Just shipped knowless — a different answer to "how do you log people in."

The honest truth about most data breaches: the password isn't the real problem. The problem is everything that leaks alongside the password. Full name. Email. Phone. Recovery email. Preferences. Profile fields you forgot you collected. The cleanup email reads "your password may have been exposed," but what was actually exposed is your customers' identity.

knowless flips it: don't collect any of that to begin with.

Email comes in to receive a sign-in link. Email goes out as a sign-in link. The address itself is scrambled into an opaque tag the moment it arrives, then discarded. The database literally does not contain anyone's email. A breach reveals random-looking strings that match nothing, anywhere.

Two ways to use it:

• "Sign in, then do the thing" — a normal login.
• "Do the thing, confirm by email" — drop a pin, post a comment, share a link without an account, and the email confirmation creates the account in the background.

Both are one library. Pick whichever fits the moment.

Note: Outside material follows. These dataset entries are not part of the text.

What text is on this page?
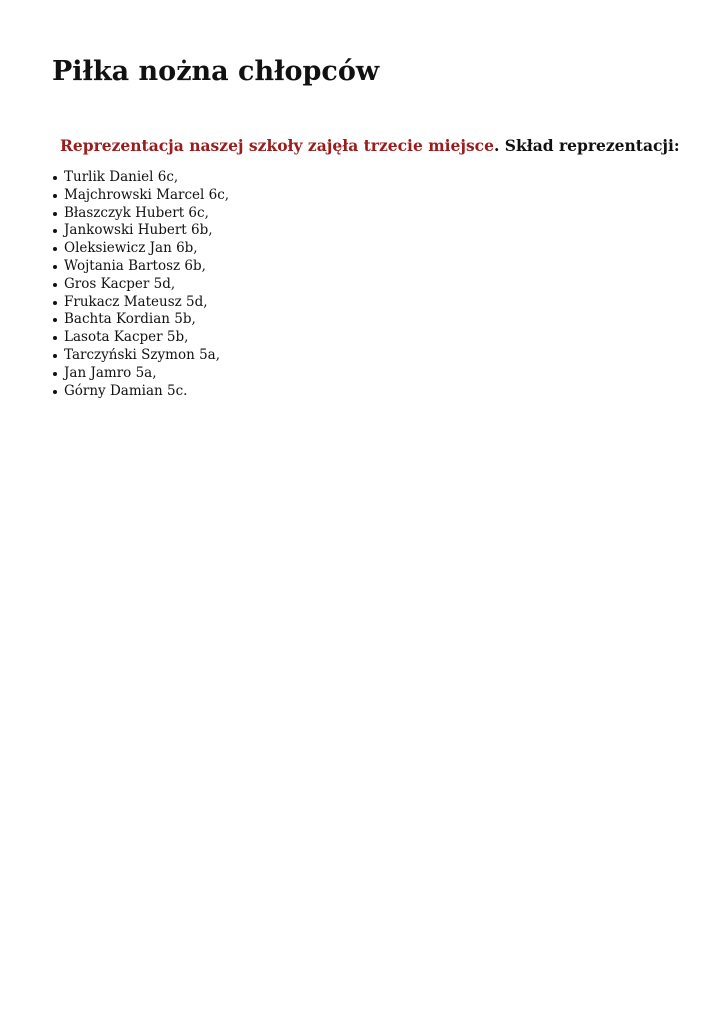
Piłka nożna chłopców

Reprezentacja naszej szkoły zajęła trzecie miejsce. Skład reprezentacji:

Turlik Daniel 6c,
Majchrowski Marcel 6c,
Błaszczyk Hubert 6c,
Jankowski Hubert 6b,
Oleksiewicz Jan 6b,
Wojtania Bartosz 6b,
Gros Kacper 5d,
Frukacz Mateusz 5d,
Bachta Kordian 5b,
Lasota Kacper 5b,
Tarczyński Szymon 5a,
Jan Jamro 5a,
Górny Damian 5c.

If you want to talk to your customers, do it in the app. If you want them to receive a marketing email, knowless is the wrong tool — by design. There is no "send a welcome message" button to accidentally press. There is no survey integration. There is no birthday email. There is the sign-in link and nothing else.

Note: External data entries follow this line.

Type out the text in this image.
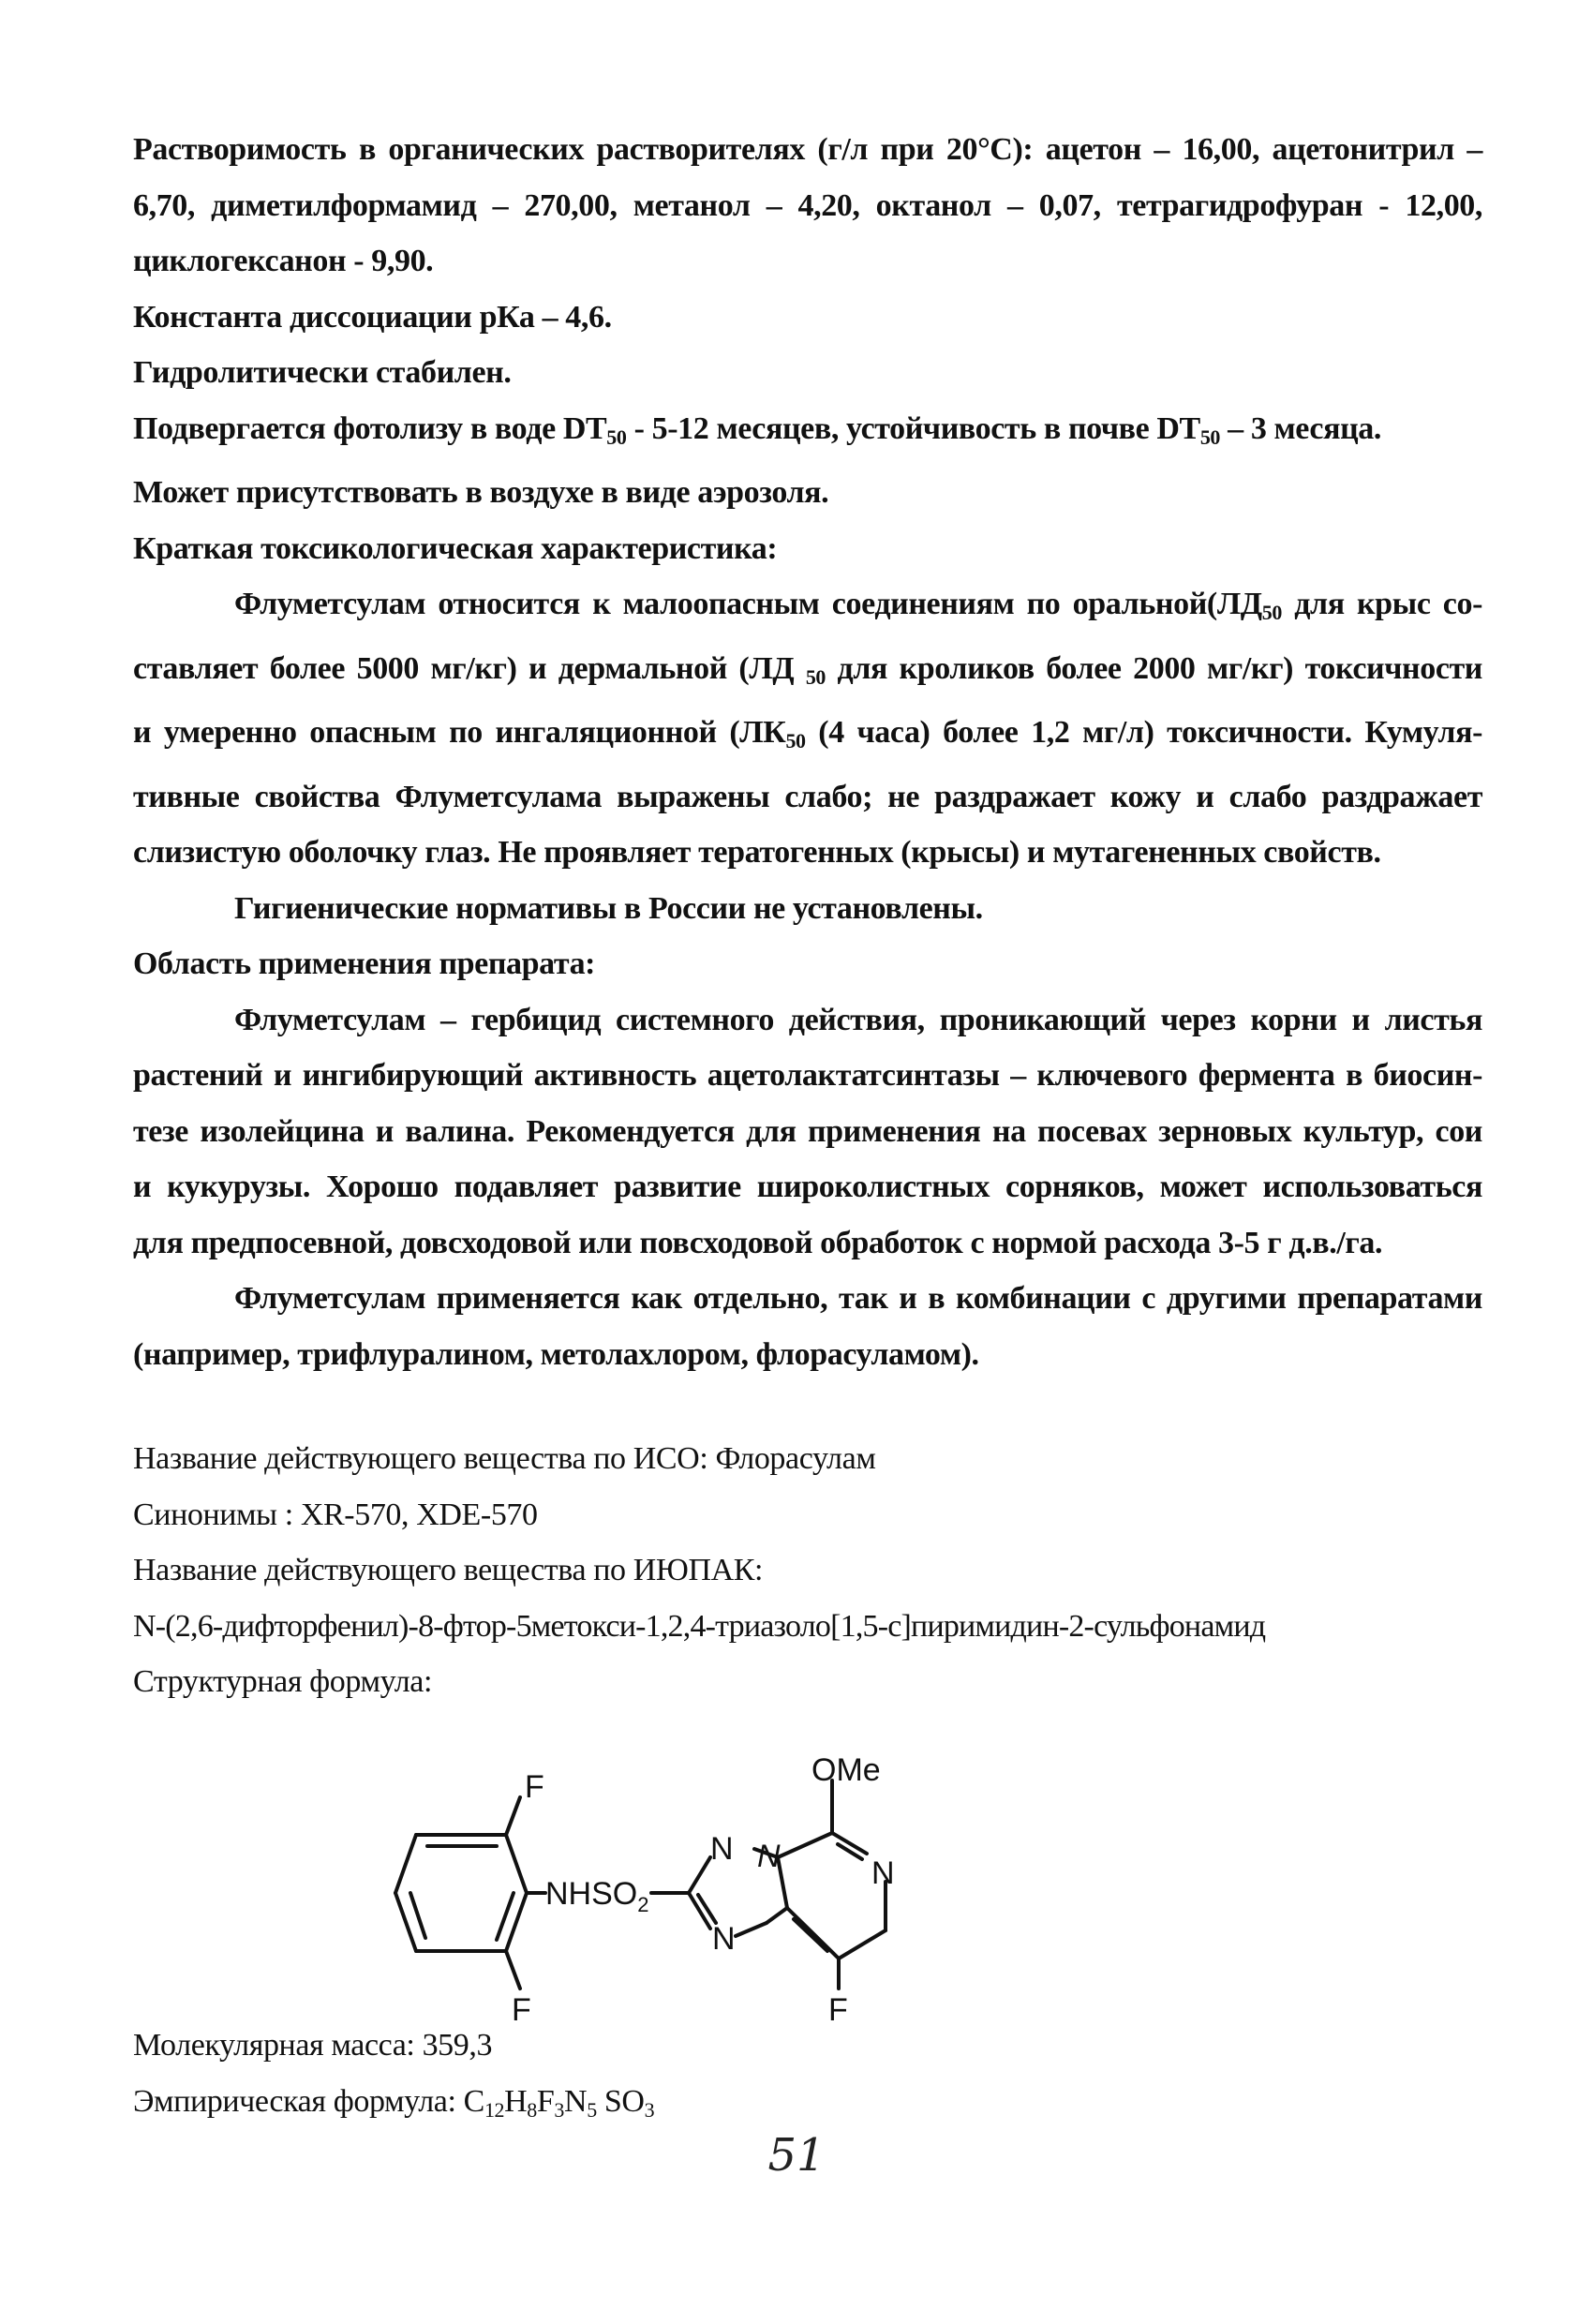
Растворимость в органических растворителях (г/л при 20°С): ацетон – 16,00, ацетонитрил –
6,70, диметилформамид – 270,00, метанол – 4,20, октанол – 0,07, тетрагидрофуран - 12,00,
циклогексанон - 9,90.
Константа диссоциации рКа – 4,6.
Гидролитически стабилен.
Подвергается фотолизу в воде $DT_{50} - 5-12$ месяцев, устойчивость в почве $DT_{50} - 3$ месяца.
Может присутствовать в воздухе в виде аэрозоля.
Краткая токсикологическая характеристика:
Флуметсулам относится к малоопасным соединениям по $оральной(ЛД_{50}$ для крыс со-
ставляет более 5000 мг/кг) и дермальной (ЛД $_{50}$ для кроликов более 2000 мг/кг) токсичности
и умеренно опасным по ингаляционной ($ЛК_{50}$ (4 часа) более 1,2 мг/л) токсичности. Кумуля-
тивные свойства Флуметсулама выражены слабо; не раздражает кожу и слабо раздражает
слизистую оболочку глаз. Не проявляет тератогенных (крысы) и мутагененных свойств.
Гигиенические нормативы в России не установлены.
Область применения препарата:
Флуметсулам – гербицид системного действия, проникающий через корни и листья
растений и ингибирующий активность ацетолактатсинтазы – ключевого фермента в биосин-
тезе изолейцина и валина. Рекомендуется для применения на посевах зерновых культур, сои
и кукурузы. Хорошо подавляет развитие широколистных сорняков, может использоваться
для предпосевной, довсходовой или повсходовой обработок с нормой расхода 3-5 г д.в./га.
Флуметсулам применяется как отдельно, так и в комбинации с другими препаратами
(например, трифлуралином, метолахлором, флорасуламом).
Название действующего вещества по ИСО: Флорасулам
Синонимы : XR-570, XDE-570
Название действующего вещества по ИЮПАК:
N-(2,6-дифторфенил)-8-фтор-5метокси-1,2,4-триазоло[1,5-с]пиримидин-2-сульфонамид
Структурная формула:
F
F
$NHSO_2$
N N	N
N
OMe
F
Молекулярная масса: 359,3
Эмпирическая формула: $C_{12}H_8F_3N_5$ $SO_3$
51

The pitch to anyone building anything: most services don't need to be a nuclear vault for identity. Eight ways to log in to the same account — password + 2FA app + SMS backup + recovery email + social login + WebAuthn + magic link + OAuth — exists because the industry decided every account is precious. For most apps, it isn't. The cost of that vault is the breach risk you're now afraid of.

First customer ripped out 33× the amount of auth code they were maintaining and replaced it with one library call. They store no identity now. If they get breached tomorrow, the news headline is "some hashes leaked" — not "20,000 customer profiles exposed."

Open source. Apache 2.0. Walks away at version 1.0 — done is a feature. Especially for security infrastructure.